Le ministère a déclaré mercredi que les forces russes avaient également détruit deux dépôts de munitions stockant des roquettes pour le HIMARS très avancé près de la ligne de front dans un village au sud de Kramatorsk dans la région ukrainienne de Donetsk – le principal objectif de l’offensive militaire de Moscou après la prise de la région de Louhansk. Pendant la fin de semaine.

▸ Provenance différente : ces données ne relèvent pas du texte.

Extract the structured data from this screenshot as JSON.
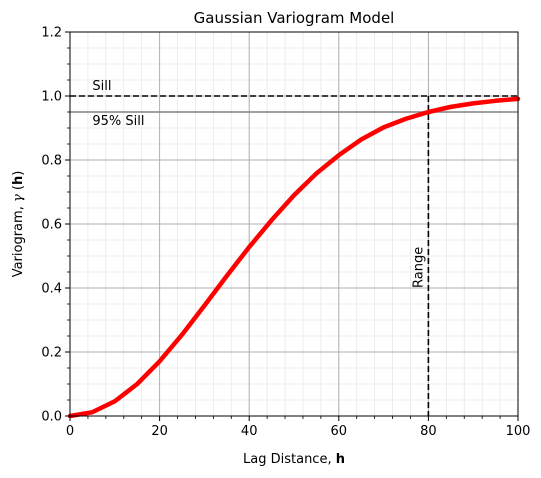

“Près du village de Malotaranovi dans la République populaire de Donetsk, deux lanceurs du lance-roquettes multiples HIMARS de fabrication américaine et deux dépôts de munitions associés ont été détruits par des missiles de haute précision lancés par air”, a déclaré le porte-parole du ministère russe de la Défense, Igor Konashenkov.

Konashenkov a également déclaré qu’une station radar pour un système de défense aérienne S-300 exploité par l’Ukraine ainsi qu’un camp abritant des “unités de mercenaires étrangers” avaient également été détruits dans la région de Limany dans la région de Mykolaïv.

Le ministère a publié des séquences vidéo qui, selon lui, montraient la grève. Al Jazeera n’a pas pu vérifier de manière indépendante les affirmations du ministère.

L’état-major ukrainien a rejeté le compte de la Russie plus tard mercredi. Dans un message sur Twitter, il a déclaré que les affirmations étaient “fausses” et qu’il utilisait le HIMARS fourni par les États-Unis pour infliger des “coups dévastateurs” aux forces russes.

L’Ukraine n’avait reçu que quatre systèmes HIMARS des États-Unis début juillet, a indiqué le Conseil européen des relations étrangères dans un rapport. Washington s’était engagé à livrer huit des systèmes de missiles d’ici la mi-juillet.

Les fournitures d’armes occidentales ont été cruciales dans les efforts de l’Ukraine pour repousser les dizaines de milliers de soldats russes que Moscou a envoyés en Ukraine le 24 février dans ce qu’elle appelle une “opération militaire spéciale”.

Vingt-cinq des 28 pays fournissant une assistance militaire à l’Ukraine sont membres de l’OTAN, y compris les États-Unis et le Royaume-Uni, qui fournissent à Kyiv des armes sophistiquées telles que des systèmes de lancement de roquettes multiples (MLRS).

L’aide militaire envoyée à l’Ukraine comprend également des armes conventionnelles, ainsi que des équipements et des armements plus avancés.

Pourtant, malgré son arsenal croissant, l’Ukraine, qui ne compte que 200 000 militaires actifs, reste largement sous-armée par les forces russes.

L’Ukraine a déclaré que la Russie utilisait des missiles imprécis de l’ère soviétique pour frapper des infrastructures militaires et critiques, tuant de nombreux civils lors de raids, une accusation que Moscou a démentie.